FREMONT, CA: Compliance and ethics in healthcare are not only legal responsibilities; they are also essential components of safe, high-quality patient care. Healthcare compliance is an issue for all medical practices and facilities, regardless of their size or expertise. Particle Health, a firm designing and developing software solutions has recently passed a System and Organization Controls (SOC) 2 SM examination with the aim of complying to the standards set. The result according to the CPAs report stated that Particle Health's management maintained effective controls over the security, availability, confidentiality, processing integrity, and privacy of its API (Application Programming Interface) platform.
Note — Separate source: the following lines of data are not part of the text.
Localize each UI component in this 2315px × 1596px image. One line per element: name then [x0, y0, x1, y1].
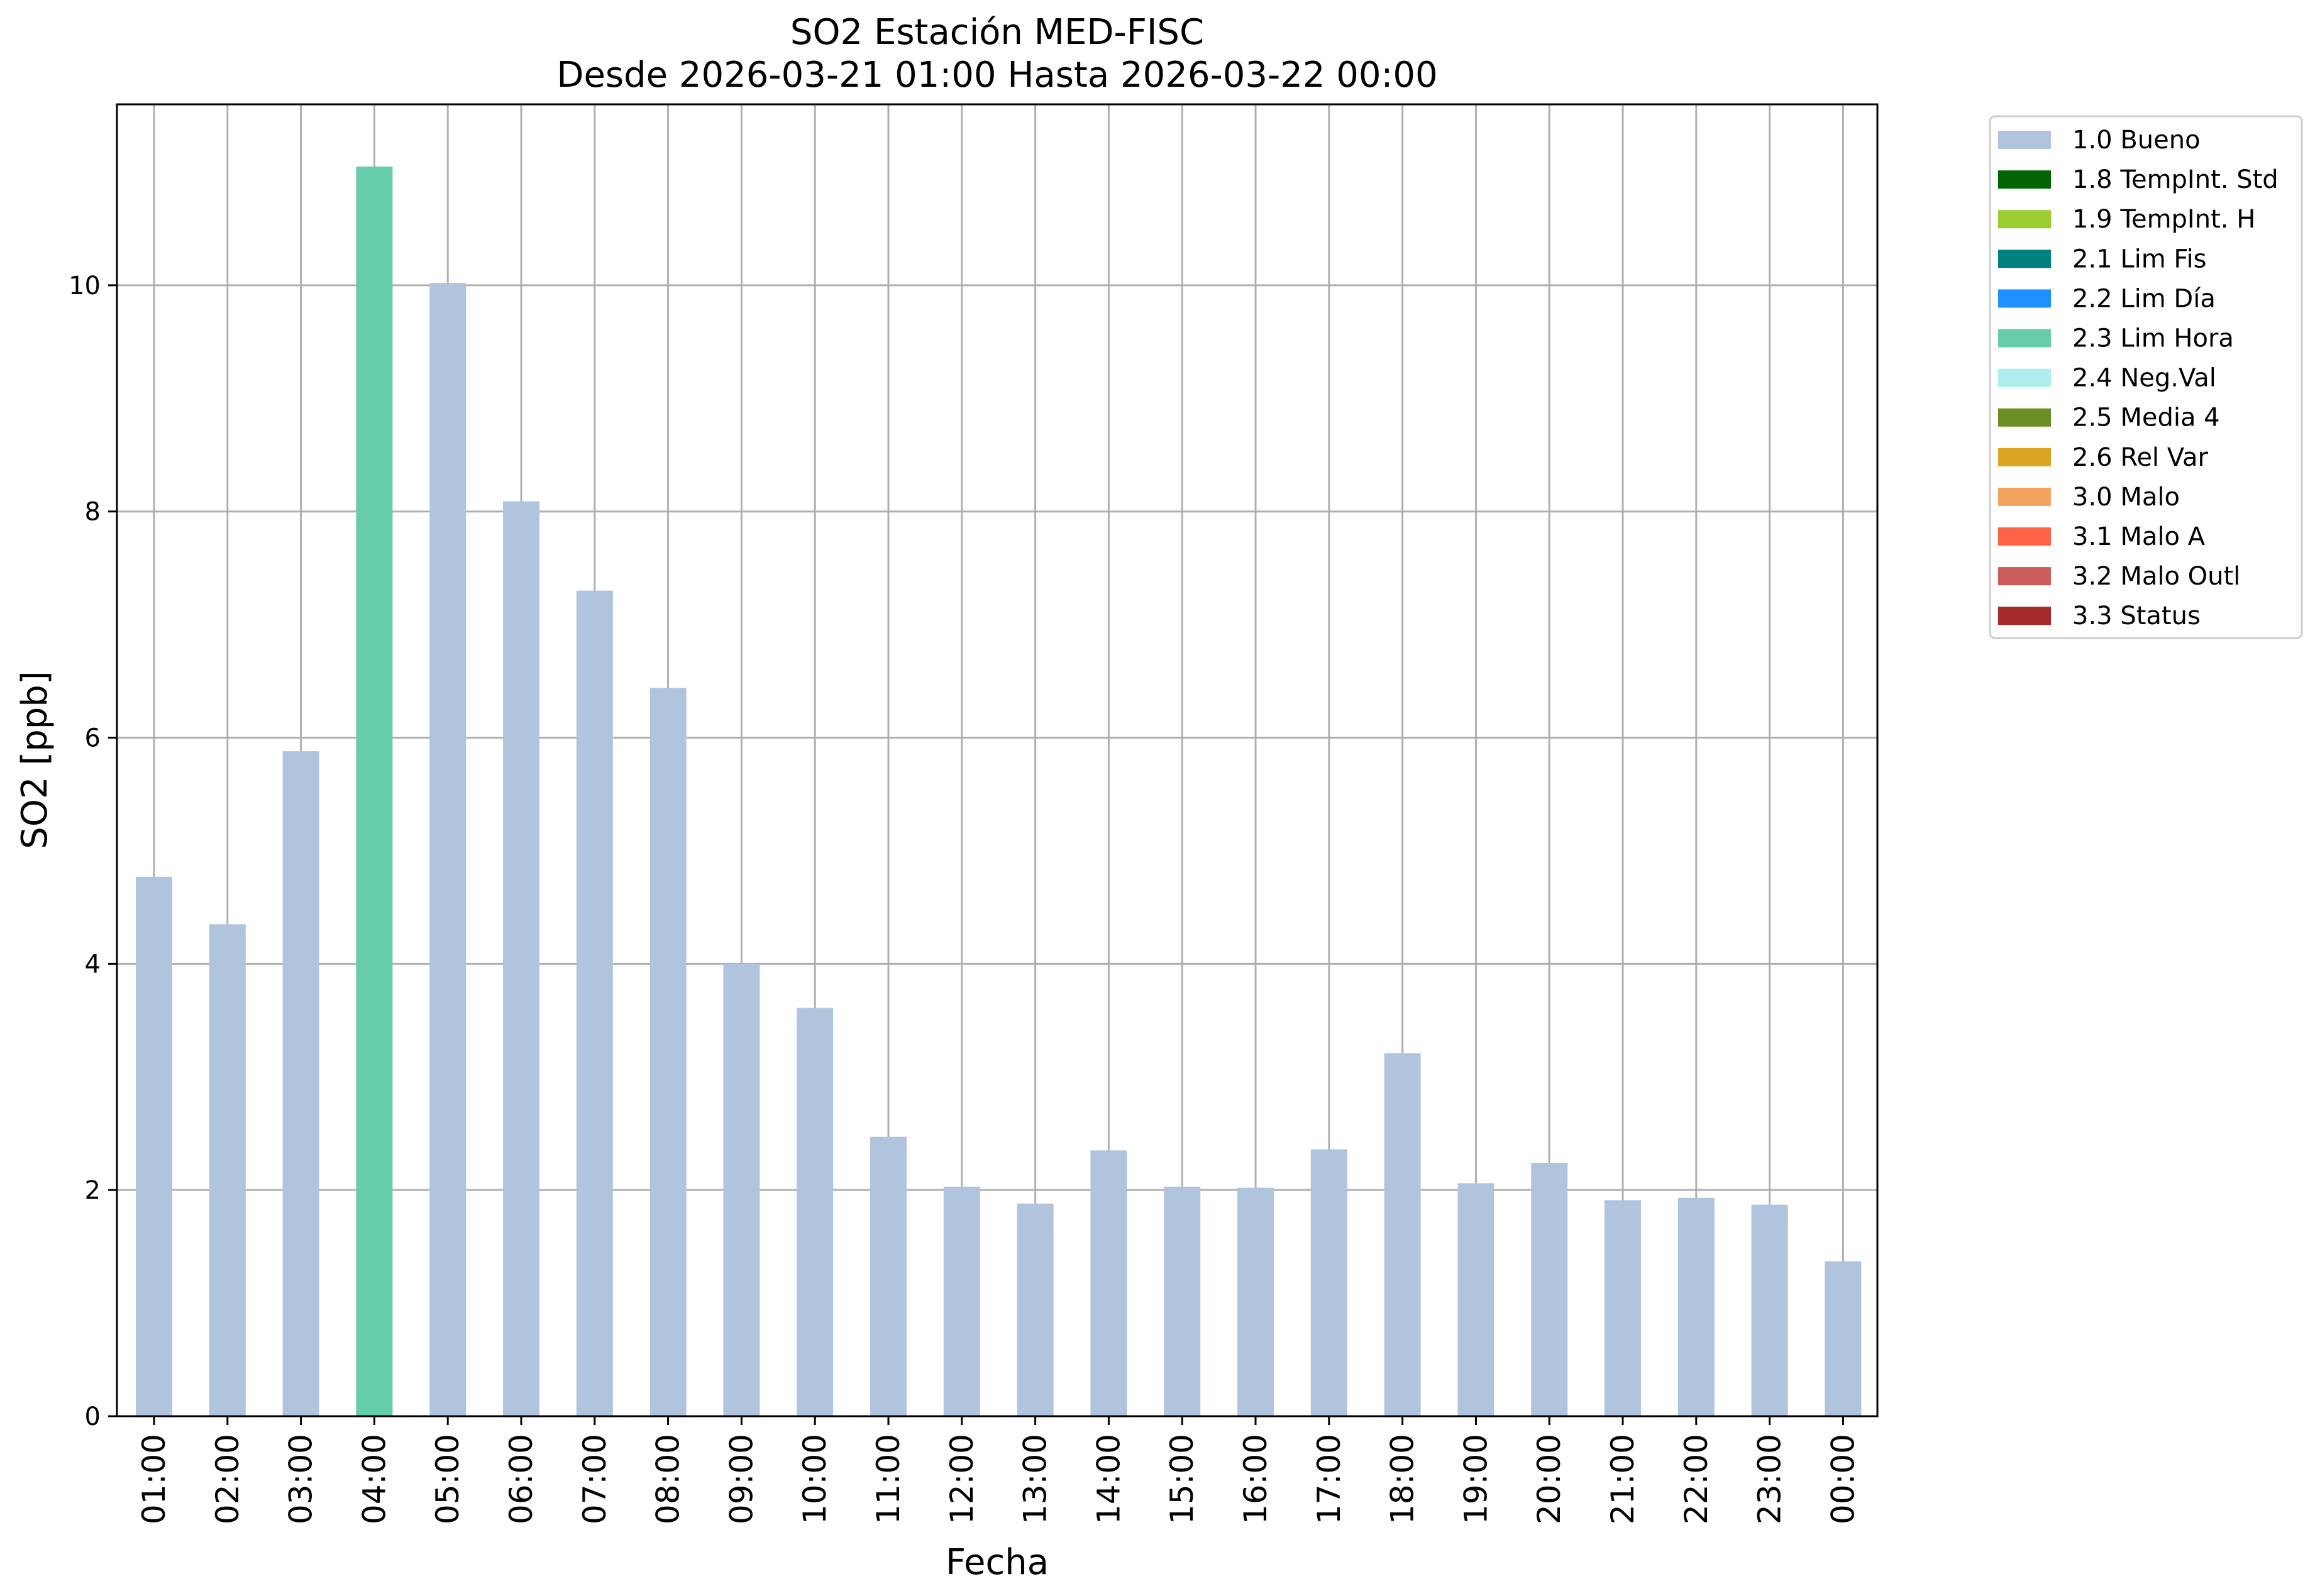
x-tick-label: 08:00 — [650, 1434, 687, 1524]
x-axis-label: Fecha — [946, 1542, 1049, 1583]
x-tick-label: 06:00 — [503, 1434, 539, 1524]
bar-0100 — [136, 876, 172, 1416]
x-tick-label: 14:00 — [1090, 1434, 1127, 1524]
legend-swatch — [1998, 567, 2051, 586]
legend-label: 2.5 Media 4 — [2072, 404, 2220, 432]
bar-1300 — [1017, 1203, 1054, 1416]
legend-label: 2.3 Lim Hora — [2072, 324, 2234, 353]
bar-0000 — [1825, 1261, 1862, 1416]
bar-1000 — [797, 1008, 834, 1416]
legend-label: 1.8 TempInt. Std — [2072, 165, 2279, 194]
bar-0600 — [503, 501, 539, 1416]
bar-1600 — [1237, 1187, 1274, 1416]
legend-swatch — [1998, 289, 2051, 308]
bar-0300 — [282, 751, 319, 1416]
x-tick-label: 16:00 — [1237, 1434, 1274, 1524]
plot-frame — [116, 103, 1879, 1417]
x-tick-label: 21:00 — [1605, 1434, 1641, 1524]
x-tick-label: 07:00 — [577, 1434, 613, 1524]
y-tick-label: 4 — [85, 950, 101, 979]
x-tick-label: 15:00 — [1164, 1434, 1200, 1524]
x-tick-label: 02:00 — [209, 1434, 246, 1524]
bar-1800 — [1384, 1053, 1421, 1416]
bar-0900 — [723, 964, 760, 1416]
bar-1700 — [1310, 1149, 1347, 1416]
legend-label: 2.1 Lim Fis — [2072, 245, 2206, 273]
y-tick-label: 8 — [85, 498, 101, 527]
bar-1100 — [870, 1136, 907, 1416]
bar-2300 — [1751, 1204, 1788, 1416]
x-tick-label: 13:00 — [1017, 1434, 1054, 1524]
y-tick-label: 2 — [85, 1176, 101, 1205]
legend-label: 1.9 TempInt. H — [2072, 205, 2255, 234]
x-tick-label: 22:00 — [1678, 1434, 1715, 1524]
legend-label: 2.2 Lim Día — [2072, 284, 2216, 313]
chart-subtitle: Desde 2026-03-21 01:00 Hasta 2026-03-22 … — [556, 55, 1437, 96]
bar-1200 — [943, 1186, 980, 1416]
legend-label: 3.0 Malo — [2072, 483, 2180, 512]
bar-1400 — [1090, 1150, 1127, 1416]
legend-swatch — [1998, 408, 2051, 427]
x-tick-label: 04:00 — [356, 1434, 392, 1524]
bar-2100 — [1605, 1200, 1641, 1416]
bar-1500 — [1164, 1186, 1201, 1416]
legend-label: 3.2 Malo Outl — [2072, 562, 2240, 591]
legend-box — [1989, 115, 2303, 639]
x-tick-label: 17:00 — [1311, 1434, 1347, 1524]
legend: 1.0 Bueno 1.8 TempInt. Std 1.9 TempInt. H 2… — [1989, 115, 2303, 639]
legend-swatch — [1998, 607, 2051, 625]
y-tick-label: 0 — [85, 1402, 101, 1431]
x-axis-ticks: 01:00 02:00 03:00 04:00 05:00 06:00 07:00 08:00… — [136, 1416, 1861, 1524]
bar-1900 — [1457, 1183, 1495, 1416]
x-tick-label: 12:00 — [944, 1434, 980, 1524]
x-tick-label: 01:00 — [136, 1434, 172, 1524]
y-tick-label: 10 — [69, 272, 101, 300]
x-tick-label: 03:00 — [283, 1434, 319, 1524]
y-tick-label: 6 — [85, 724, 101, 753]
x-tick-label: 11:00 — [870, 1434, 907, 1524]
legend-swatch — [1998, 210, 2051, 229]
legend-label: 2.6 Rel Var — [2072, 443, 2209, 472]
legend-label: 2.4 Neg.Val — [2072, 364, 2216, 393]
x-tick-label: 23:00 — [1752, 1434, 1788, 1524]
legend-swatch — [1998, 131, 2051, 149]
y-axis-ticks: 0 2 4 6 8 10 — [69, 272, 117, 1431]
x-tick-label: 05:00 — [429, 1434, 466, 1524]
legend-swatch — [1998, 487, 2051, 506]
bar-0500 — [429, 283, 467, 1416]
bar-0800 — [649, 688, 687, 1416]
x-tick-label: 10:00 — [797, 1434, 833, 1524]
legend-swatch — [1998, 170, 2051, 189]
chart-title: SO2 Estación MED-FISC — [790, 12, 1204, 53]
legend-label: 1.0 Bueno — [2072, 126, 2201, 155]
legend-label: 3.1 Malo A — [2072, 522, 2206, 551]
x-tick-label: 19:00 — [1457, 1434, 1494, 1524]
x-tick-label: 20:00 — [1531, 1434, 1567, 1524]
bar-2200 — [1677, 1197, 1715, 1416]
bar-0400 — [356, 166, 393, 1416]
x-tick-label: 00:00 — [1825, 1434, 1861, 1524]
x-tick-label: 18:00 — [1384, 1434, 1421, 1524]
bar-series — [136, 166, 1862, 1416]
legend-swatch — [1998, 448, 2051, 466]
bar-0700 — [576, 590, 613, 1416]
legend-swatch — [1998, 368, 2051, 387]
legend-swatch — [1998, 250, 2051, 268]
bar-0200 — [209, 924, 246, 1416]
y-axis-label: SO2 [ppb] — [14, 671, 55, 849]
bar-2000 — [1531, 1162, 1568, 1416]
x-tick-label: 09:00 — [723, 1434, 760, 1524]
legend-label: 3.3 Status — [2072, 602, 2201, 630]
legend-swatch — [1998, 329, 2051, 348]
legend-swatch — [1998, 527, 2051, 546]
BARR Advisory, P.A. was in charge of the project.
"We are proud to announce that our SOC 2 SM report has verified that we have the appropriate controls in place to mitigate risks related to security, along with HIPAA Security Rule requirements," said Dan Horbatt, Co-Founder and CTO, Particle Health. "Companies that partner with us to access electronic health records (EHRs) using our universal API can rest assured that we have passed stringent data security standards to mitigate all operating risks."
A SOC 2 SM report is meant to satisfy the needs of present or potential consumers who want confidence about the effectiveness of the controls applied by the service organization to process their data. This assures that Particle Health's API platform, which gives digital healthcare providers access to more than 270 million patient Electronic Health Records (EHRs), adheres to the highest data security standards in the industry.
The American Institute of CPAs (AICPA) has created the following principles and related criteria for use by practitioners in the performance of trust services engagements:
Security: Unauthorized access to the system is prevented (both physical and logical).
Processing Integrity: To accomplish the entity's objectives, system processing is complete, valid, accurate, timely, and authorized.
Availability: As committed or agreed, the system is available for operation and use.
Confidentiality: Information that has been designated as confidential is protected according to the terms of a commitment or agreement.
To accomplish the entity's objectives, personal information is collected, used, retained, disclosed, and disposed of.
HIPAA Security Rule Requirements: The system complies with the applicable HIPAA Security Rule requirements outlined in the Health Information Portability and Accountability Act of the United States Department of Health and Human Services (HHS).